Despite the twists and turns, voters have voiced a consistent priority: the economy matters most. A Gallup poll last month showed that 52% of voters consider the economy an extremely important influence on their choice for president, far outpacing any other concern.
MORE | Election Day 2024: See live results, analysis and voting maps
With polls set to close within hours, ABC News spoke with experts to discuss where the economy stands at the conclusion of the race. Here's a look at the state of the economy on Election Day, by the numbers.
Inflation has bedeviled the U.S. for the past several years -- but in recent months price increases have slowed back down to a normal pace.
Consumer prices rose 2.4% in September compared to a year ago, according to the latest data released by the U.S. Bureau of Labor Statistics.
That finding indicates that inflation has cooled dramatically from a peak of about 9% in 2022, hovering right near the Federal Reserve's target rate of 2%.
Not only have price increases slowed, but some costs have even fallen, including the all-important price of gasoline.
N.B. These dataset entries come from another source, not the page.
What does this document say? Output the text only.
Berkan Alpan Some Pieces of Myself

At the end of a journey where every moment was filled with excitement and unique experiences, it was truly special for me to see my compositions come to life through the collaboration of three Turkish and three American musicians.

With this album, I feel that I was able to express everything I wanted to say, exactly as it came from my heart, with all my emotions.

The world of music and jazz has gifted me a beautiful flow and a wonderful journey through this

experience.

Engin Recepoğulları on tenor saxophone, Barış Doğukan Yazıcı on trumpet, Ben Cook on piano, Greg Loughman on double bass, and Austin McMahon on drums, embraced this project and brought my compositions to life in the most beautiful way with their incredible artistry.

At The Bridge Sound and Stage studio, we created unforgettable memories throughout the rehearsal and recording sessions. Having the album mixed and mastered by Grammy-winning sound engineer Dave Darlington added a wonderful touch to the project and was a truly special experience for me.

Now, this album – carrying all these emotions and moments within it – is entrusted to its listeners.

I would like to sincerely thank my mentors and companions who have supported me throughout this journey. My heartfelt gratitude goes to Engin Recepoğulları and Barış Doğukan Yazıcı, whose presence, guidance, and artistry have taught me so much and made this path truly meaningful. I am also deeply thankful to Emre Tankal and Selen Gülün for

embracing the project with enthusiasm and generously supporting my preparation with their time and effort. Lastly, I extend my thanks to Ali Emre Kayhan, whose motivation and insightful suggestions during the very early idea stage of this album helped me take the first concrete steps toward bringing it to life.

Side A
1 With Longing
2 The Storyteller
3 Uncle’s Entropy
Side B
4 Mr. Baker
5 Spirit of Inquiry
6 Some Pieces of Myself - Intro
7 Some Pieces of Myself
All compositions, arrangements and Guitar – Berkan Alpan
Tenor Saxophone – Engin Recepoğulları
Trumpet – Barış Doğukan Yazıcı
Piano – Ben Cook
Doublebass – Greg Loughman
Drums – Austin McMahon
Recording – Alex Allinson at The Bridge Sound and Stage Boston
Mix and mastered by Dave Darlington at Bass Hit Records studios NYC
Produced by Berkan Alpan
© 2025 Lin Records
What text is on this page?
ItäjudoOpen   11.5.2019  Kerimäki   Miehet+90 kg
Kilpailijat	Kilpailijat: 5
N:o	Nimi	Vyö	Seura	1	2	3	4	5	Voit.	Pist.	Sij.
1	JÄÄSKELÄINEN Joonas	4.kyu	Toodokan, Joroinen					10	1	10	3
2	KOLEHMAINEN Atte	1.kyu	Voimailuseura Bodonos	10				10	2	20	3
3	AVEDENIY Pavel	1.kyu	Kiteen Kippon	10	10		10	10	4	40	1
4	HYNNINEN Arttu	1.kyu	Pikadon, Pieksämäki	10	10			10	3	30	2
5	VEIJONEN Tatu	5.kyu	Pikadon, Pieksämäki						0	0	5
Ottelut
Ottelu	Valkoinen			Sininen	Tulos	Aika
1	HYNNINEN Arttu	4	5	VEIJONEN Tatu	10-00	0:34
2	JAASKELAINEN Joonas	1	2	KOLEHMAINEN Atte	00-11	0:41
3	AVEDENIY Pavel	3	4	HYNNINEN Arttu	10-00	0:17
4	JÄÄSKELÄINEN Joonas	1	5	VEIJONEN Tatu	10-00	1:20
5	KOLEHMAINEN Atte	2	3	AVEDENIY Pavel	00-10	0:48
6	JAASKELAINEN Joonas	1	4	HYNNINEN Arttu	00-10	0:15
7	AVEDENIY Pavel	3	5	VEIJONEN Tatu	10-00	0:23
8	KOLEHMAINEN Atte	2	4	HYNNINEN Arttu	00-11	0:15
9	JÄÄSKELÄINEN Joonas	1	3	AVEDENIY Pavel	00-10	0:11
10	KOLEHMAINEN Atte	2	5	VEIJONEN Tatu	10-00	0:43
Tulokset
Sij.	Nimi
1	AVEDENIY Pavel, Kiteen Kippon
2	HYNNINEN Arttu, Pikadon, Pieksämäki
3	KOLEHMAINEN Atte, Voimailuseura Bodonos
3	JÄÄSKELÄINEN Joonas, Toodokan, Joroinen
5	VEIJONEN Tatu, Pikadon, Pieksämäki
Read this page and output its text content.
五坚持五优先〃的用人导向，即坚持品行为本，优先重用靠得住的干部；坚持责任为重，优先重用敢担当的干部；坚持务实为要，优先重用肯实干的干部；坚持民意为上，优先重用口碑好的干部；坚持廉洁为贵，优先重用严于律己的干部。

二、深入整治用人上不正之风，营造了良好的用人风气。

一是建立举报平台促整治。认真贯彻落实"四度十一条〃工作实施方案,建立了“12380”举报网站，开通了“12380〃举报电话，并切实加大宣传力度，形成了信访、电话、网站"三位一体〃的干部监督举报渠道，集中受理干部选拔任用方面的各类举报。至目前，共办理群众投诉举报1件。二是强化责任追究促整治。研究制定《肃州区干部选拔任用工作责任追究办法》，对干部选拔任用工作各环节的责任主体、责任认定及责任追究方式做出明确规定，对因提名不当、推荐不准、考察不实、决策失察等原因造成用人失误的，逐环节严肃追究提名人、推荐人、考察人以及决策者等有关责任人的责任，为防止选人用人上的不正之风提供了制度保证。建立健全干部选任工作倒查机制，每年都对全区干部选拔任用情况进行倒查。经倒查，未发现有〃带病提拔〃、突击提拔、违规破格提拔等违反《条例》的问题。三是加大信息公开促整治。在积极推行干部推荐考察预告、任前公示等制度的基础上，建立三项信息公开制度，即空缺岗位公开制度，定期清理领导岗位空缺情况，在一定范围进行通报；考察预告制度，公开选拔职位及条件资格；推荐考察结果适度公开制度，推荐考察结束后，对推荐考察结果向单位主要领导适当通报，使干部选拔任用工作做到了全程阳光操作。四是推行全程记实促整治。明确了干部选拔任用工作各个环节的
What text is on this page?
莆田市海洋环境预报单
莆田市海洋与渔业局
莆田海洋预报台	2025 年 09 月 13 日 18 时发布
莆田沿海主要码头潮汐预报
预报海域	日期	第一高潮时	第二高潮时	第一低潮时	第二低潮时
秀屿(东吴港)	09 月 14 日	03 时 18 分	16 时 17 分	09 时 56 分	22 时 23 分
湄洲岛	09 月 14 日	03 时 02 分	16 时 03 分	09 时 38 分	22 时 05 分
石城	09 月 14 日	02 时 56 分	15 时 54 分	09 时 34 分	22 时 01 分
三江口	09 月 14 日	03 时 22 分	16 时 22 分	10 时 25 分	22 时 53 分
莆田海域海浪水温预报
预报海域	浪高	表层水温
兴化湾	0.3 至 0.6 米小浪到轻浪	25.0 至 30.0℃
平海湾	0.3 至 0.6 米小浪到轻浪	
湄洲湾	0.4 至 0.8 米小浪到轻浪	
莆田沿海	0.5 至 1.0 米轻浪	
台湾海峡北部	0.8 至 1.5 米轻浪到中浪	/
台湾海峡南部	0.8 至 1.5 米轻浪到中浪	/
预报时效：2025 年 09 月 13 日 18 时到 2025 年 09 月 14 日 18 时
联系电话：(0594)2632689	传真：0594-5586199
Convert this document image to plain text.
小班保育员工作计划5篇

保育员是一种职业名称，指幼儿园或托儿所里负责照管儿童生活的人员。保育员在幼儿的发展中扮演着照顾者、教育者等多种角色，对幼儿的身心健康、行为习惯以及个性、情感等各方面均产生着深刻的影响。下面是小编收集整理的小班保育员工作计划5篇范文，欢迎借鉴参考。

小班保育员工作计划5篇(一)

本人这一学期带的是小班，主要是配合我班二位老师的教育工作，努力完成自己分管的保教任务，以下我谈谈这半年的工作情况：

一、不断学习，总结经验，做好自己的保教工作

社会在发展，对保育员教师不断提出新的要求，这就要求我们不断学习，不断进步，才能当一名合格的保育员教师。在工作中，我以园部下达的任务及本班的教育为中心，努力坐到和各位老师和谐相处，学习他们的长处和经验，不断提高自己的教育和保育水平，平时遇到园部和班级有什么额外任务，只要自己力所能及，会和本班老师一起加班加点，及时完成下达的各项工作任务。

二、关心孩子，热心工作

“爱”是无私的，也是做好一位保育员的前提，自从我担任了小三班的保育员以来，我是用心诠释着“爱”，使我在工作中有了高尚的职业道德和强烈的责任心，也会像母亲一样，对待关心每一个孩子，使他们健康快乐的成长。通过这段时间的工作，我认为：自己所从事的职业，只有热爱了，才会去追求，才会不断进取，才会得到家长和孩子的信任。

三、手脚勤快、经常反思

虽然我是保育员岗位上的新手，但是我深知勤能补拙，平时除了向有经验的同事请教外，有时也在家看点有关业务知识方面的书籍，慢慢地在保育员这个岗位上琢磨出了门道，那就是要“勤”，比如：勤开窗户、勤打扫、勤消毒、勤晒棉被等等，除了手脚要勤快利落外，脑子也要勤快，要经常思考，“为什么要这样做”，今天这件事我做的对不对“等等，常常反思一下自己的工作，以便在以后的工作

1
The nationwide average cost of a gallon of gas stands at $3.10, which amounts to a 9% decline from where gas prices stood a year ago, AAA data shows.
"Gas prices have finally quieted down," Patrick de Haan, the head of petroleum analysis at GasBuddy, told ABC News. He contrasted a relatively calm year for gas markets in 2024 with previous disruptions from the pandemic and the Russia-Ukraine war.
While overall inflation has basically returned to normal, the progress cannot undo a leap in prices that dates back to the pandemic. Since the outset of 2021, consumer prices have skyrocketed more than 20%.
The persistence of elevated price levels amid slowing inflation may explain why consumers remain relatively dour about the economy, Jeffrey Frankel, an economist at Harvard University, told ABC News.
Consumer attitudes have improved over recent months, but they remain far more sour than they were before the pandemic, according to a survey by the University of Michigan.
"The economy really has been better," Frankel said. "It's an enormous puzzle for economists as to why public perceptions show something different."
When assessed on a range of measures, the U.S. economy passes with a clean bill of health, experts said.
The U.S. economy grew at a robust 2.8% annualized rate over three months ending in September, slowing slightly from the previous quarter but continuing to dispel any concern about a possible slowdown, according to U.S. Bureau of Economic Analysis data released last week.
The latest finding marked the nation's 10th consecutive quarter of economic growth.
"It's a miracle that we managed to get inflation under control as fast as we did, without crushing the economy," Steven Hamilton, a professor of economics at George Washington University, told ABC News.
The labor market has slowed but proven resilient in recent months. Employers hired 254,000 workers in September, far exceeding economist expectations, U.S. Bureau of Labor Statistics data showed.
Last month, the U.S. added just 10,000 jobs, but fallout from hurricanes and labor strikes likely caused an undercount of the nation's workers. The unemployment rate stands at a historically low level of 4.1%.
"If there's a slight cloud over the economy, it's that the labor market has softened," Hamilton said.
The cooldown of the nation's labor market has coincided with a prolonged period of elevated interest rates. Even after the Federal Reserve cut its benchmark interest rate last month, it still stands at an elevated level between 4.75% and 5%.
High rates have made borrowing costly for businesses, while pushing up loan rates for credit cards and mortgages. The average rate for a 30-year fixed mortgage is 6.72%, which marks an increase from 6.08% in September. Before the pandemic, the average mortgage rate stood between 3% and 4%.